Employee Profile: meet Tetelo Mabona

Employee Profile: meet Tetelo Mabona

minutes Read

Position: Investment Analyst  

“The recipe behind my success is always being ready to grasp opportunities that present themselves,” says Tetelo Mabona, Eskom Pension and Provident Fund (EPPF) investment analyst.

 

 
 

“I’m still exploring things,” says Tetelo, who was clutching a BCom Honours degree in Investment Management when she stepped down from the graduation stage at the University of Johannesburg (UJ) in 2015. 
 

Tetelo is finishing a master’s degree in finance, also at UJ. Her ambition is to be a portfolio manager, and at the EPPF she is gaining the experience she needs to do this. 
 

“What’s lovely about this environment [at the EPPF] is that although asset management is a male-dominated sector, in my team there are two women, led by a man. I find that in the financial sector women are still not taken seriously as we should be, but with my manager at the EPPF, I can see that things are changing,” she says. 
 

Walking the halls of the EPPF’s headquarters in Bryanston, Johannesburg, Tetelo is very far from where she started out.
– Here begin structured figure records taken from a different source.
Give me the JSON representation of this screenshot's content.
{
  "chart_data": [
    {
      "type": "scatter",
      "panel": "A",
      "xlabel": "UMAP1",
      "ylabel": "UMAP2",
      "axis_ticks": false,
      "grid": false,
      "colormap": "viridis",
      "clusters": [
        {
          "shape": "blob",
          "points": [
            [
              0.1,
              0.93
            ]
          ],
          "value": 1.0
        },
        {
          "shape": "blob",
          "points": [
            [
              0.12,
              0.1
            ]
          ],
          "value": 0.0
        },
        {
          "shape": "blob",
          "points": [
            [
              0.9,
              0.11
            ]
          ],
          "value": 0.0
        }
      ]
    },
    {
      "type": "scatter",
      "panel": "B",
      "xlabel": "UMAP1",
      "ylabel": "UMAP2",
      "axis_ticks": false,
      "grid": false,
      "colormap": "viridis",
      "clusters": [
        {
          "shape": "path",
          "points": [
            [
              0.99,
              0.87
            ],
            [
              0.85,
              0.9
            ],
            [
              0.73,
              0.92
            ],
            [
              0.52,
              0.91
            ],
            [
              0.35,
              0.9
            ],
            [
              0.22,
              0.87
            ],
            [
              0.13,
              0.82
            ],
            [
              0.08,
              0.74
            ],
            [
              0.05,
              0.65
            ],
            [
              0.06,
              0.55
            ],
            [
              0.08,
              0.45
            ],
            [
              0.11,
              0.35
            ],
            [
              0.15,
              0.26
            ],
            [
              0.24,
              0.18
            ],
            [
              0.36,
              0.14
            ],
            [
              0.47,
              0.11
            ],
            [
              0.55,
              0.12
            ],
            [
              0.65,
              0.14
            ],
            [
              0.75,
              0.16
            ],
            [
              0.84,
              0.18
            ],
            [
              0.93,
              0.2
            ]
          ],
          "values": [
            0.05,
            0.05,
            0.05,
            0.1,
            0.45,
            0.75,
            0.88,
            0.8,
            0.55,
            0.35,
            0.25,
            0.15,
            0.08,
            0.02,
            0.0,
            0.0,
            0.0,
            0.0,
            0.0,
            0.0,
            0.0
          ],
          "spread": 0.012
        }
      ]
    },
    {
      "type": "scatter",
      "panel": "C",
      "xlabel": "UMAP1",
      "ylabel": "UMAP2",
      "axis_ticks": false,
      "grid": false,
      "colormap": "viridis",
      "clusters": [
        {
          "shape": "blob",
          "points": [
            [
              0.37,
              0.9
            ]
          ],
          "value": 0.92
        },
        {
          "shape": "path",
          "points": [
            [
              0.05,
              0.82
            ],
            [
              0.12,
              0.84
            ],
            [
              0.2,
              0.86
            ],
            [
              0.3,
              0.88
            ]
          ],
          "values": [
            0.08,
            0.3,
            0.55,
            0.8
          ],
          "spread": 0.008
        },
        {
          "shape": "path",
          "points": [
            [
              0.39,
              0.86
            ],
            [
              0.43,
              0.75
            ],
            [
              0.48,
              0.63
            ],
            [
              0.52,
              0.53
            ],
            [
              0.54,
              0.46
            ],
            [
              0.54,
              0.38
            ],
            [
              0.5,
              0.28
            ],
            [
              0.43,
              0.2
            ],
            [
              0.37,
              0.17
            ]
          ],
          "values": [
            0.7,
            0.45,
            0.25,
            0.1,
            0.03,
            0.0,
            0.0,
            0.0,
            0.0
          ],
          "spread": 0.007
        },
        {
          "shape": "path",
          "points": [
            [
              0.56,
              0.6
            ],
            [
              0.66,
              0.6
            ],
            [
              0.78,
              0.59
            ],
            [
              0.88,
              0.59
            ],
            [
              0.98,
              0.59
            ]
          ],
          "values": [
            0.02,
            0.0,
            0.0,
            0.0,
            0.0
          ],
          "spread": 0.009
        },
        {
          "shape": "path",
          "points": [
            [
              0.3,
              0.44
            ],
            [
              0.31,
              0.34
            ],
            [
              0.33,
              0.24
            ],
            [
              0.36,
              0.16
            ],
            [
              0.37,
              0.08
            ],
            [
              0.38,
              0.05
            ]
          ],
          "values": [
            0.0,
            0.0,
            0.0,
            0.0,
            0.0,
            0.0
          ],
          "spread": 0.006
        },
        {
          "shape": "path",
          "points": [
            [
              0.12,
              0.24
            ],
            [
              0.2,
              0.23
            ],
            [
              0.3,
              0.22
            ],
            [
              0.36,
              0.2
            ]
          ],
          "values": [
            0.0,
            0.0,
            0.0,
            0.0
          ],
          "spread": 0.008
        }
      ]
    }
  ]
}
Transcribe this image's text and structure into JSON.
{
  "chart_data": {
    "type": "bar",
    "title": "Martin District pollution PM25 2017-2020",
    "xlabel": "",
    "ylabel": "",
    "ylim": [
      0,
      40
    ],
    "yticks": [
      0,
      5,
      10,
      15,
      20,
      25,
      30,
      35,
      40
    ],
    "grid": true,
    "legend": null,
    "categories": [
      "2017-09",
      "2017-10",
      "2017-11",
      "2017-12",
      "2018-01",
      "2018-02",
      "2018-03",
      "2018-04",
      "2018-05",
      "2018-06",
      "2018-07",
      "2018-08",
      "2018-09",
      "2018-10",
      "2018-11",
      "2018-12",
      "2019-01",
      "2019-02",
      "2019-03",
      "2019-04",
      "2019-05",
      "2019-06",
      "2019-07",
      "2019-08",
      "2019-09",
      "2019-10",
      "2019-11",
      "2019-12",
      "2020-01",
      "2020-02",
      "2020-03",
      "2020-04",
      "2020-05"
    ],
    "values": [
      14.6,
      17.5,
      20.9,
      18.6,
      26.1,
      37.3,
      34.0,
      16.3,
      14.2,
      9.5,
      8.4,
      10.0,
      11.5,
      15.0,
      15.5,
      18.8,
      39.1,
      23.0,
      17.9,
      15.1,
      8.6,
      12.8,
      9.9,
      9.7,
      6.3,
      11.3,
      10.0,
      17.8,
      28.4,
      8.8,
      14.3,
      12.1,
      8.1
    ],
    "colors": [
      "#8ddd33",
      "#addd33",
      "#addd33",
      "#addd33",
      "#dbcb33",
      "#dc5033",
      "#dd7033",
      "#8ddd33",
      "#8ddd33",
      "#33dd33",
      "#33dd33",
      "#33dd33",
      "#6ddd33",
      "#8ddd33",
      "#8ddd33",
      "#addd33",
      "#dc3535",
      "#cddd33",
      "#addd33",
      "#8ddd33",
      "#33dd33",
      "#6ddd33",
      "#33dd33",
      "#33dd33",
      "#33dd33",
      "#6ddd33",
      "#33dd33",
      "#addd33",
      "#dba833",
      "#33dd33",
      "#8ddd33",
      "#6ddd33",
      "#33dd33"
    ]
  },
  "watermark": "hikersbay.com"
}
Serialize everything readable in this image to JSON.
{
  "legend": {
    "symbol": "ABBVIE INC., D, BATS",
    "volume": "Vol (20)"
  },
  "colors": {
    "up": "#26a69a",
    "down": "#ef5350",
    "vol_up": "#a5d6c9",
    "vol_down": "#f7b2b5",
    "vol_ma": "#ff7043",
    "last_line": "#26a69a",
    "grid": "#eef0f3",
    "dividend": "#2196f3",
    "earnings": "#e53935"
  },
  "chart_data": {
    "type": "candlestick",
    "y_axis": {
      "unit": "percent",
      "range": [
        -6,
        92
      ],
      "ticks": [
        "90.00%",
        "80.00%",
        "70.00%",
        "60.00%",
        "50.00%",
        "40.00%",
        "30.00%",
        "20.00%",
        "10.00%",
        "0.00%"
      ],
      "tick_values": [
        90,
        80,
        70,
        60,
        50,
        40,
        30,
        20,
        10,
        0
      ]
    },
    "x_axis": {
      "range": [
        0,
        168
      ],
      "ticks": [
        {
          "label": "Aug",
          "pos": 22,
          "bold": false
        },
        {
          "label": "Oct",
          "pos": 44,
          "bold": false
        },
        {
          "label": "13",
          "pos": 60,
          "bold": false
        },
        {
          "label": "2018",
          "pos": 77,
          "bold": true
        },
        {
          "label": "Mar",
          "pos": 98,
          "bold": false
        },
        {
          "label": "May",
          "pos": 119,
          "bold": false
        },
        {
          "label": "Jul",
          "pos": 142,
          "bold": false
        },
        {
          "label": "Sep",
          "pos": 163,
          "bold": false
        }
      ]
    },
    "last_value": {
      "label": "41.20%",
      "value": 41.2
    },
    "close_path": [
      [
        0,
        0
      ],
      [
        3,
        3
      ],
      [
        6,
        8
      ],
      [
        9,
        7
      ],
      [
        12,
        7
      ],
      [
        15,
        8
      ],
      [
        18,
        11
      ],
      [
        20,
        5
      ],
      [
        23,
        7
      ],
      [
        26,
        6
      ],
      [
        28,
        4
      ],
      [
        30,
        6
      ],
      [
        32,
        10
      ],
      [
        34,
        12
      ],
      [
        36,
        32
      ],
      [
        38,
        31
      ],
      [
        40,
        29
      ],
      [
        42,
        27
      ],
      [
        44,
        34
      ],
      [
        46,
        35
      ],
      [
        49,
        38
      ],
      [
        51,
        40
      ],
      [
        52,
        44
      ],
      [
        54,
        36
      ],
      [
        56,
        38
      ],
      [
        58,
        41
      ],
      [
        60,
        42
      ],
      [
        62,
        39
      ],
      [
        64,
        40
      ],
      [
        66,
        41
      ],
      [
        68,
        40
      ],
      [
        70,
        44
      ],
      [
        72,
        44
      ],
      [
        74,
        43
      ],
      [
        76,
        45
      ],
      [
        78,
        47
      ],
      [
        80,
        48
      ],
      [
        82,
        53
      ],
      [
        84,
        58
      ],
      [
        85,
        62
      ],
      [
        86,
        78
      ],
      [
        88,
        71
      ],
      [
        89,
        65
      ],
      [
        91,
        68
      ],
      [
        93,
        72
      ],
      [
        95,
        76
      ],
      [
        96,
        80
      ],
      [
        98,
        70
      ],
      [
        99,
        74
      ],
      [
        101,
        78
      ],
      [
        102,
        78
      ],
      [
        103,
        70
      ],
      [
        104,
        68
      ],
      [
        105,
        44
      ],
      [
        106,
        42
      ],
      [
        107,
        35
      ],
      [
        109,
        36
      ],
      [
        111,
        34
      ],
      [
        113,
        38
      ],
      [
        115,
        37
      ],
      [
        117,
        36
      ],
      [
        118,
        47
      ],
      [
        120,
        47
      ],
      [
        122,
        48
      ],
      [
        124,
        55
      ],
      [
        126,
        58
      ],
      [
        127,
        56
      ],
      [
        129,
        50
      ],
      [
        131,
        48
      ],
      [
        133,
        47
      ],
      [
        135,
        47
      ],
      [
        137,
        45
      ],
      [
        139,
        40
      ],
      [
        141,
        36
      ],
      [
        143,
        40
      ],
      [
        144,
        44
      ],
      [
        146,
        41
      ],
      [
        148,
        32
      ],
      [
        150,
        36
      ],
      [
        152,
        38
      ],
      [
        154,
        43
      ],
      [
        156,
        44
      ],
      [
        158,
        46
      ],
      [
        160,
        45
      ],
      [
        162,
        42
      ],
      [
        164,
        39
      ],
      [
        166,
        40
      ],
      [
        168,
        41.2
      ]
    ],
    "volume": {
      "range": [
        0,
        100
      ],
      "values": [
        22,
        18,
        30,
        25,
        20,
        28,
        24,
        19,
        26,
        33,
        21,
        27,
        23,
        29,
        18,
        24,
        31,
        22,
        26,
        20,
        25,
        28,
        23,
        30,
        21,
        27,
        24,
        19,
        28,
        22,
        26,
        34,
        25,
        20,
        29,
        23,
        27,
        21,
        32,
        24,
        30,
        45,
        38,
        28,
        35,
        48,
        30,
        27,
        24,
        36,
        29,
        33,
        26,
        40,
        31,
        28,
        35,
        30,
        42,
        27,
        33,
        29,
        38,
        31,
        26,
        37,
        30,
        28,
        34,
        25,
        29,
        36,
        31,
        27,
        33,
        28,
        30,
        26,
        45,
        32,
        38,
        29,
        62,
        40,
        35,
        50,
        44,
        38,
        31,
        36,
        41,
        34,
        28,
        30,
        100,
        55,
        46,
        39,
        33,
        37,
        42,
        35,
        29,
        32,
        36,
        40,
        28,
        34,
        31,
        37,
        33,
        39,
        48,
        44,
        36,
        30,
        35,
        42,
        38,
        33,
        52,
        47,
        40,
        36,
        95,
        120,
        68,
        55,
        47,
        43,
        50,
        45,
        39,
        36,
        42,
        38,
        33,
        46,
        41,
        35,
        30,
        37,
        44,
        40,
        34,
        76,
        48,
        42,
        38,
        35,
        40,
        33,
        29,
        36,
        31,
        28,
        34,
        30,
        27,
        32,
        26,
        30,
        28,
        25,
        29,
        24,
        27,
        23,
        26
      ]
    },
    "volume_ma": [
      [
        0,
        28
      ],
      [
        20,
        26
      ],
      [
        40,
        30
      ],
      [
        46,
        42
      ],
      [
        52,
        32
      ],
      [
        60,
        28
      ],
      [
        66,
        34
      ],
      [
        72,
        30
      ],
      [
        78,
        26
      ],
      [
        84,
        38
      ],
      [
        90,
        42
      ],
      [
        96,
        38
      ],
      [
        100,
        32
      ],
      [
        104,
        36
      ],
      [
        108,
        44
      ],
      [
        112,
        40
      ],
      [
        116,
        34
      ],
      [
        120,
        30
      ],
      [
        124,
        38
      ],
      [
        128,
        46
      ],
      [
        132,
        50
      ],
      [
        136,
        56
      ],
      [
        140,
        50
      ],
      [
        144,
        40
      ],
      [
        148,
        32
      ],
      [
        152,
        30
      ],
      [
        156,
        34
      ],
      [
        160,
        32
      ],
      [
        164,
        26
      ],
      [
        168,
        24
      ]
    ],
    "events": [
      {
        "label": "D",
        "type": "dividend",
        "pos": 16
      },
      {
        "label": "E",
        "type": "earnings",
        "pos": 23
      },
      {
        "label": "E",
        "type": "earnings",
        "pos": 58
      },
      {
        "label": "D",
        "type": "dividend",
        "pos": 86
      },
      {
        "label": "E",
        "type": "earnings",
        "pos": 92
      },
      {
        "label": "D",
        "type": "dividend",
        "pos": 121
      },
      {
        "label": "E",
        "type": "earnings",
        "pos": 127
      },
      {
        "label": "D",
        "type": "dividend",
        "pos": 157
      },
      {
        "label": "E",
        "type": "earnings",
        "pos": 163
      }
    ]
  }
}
The young professional finished matric in Tembisa on the East Rand in 2007 during a prolonged nationwide teachers’ strike. 
 

The strike was part of public sector-wide industrial action that lasted 28 days. During this time Tetelo and a few other selected schoolmates were tutored by Star Schools, a supplementary education service provider that delivers teaching, learning and management solutions to basic education providers, with a specific focus on grades 10, 11 and 12. 
 

“I had to decide, do I complain and blame the system, or do I do something,” says Tetelo. As she so often has, she took the proffered opportunity and applied to the Star Schools programme. She and her Star Schools classmates also formed study groups and taught each other. “Less than five out of the approximately 350 of us in my class that year attained university passes,” she says. 
 

This experience gave Tetelo a passion for teaching that she hopes to revisit – at university she tutored younger students in statistics for two years. For now, Tetelo is studying, and dreaming of a time when companies that appoint women to top leadership positions do not necessarily feel the need to “make a public declaration” about it. 
 

“We need to be in a place where that is normal. We need to get rid of the tag ‘woman’ and let females at the top of their game just be called leaders.”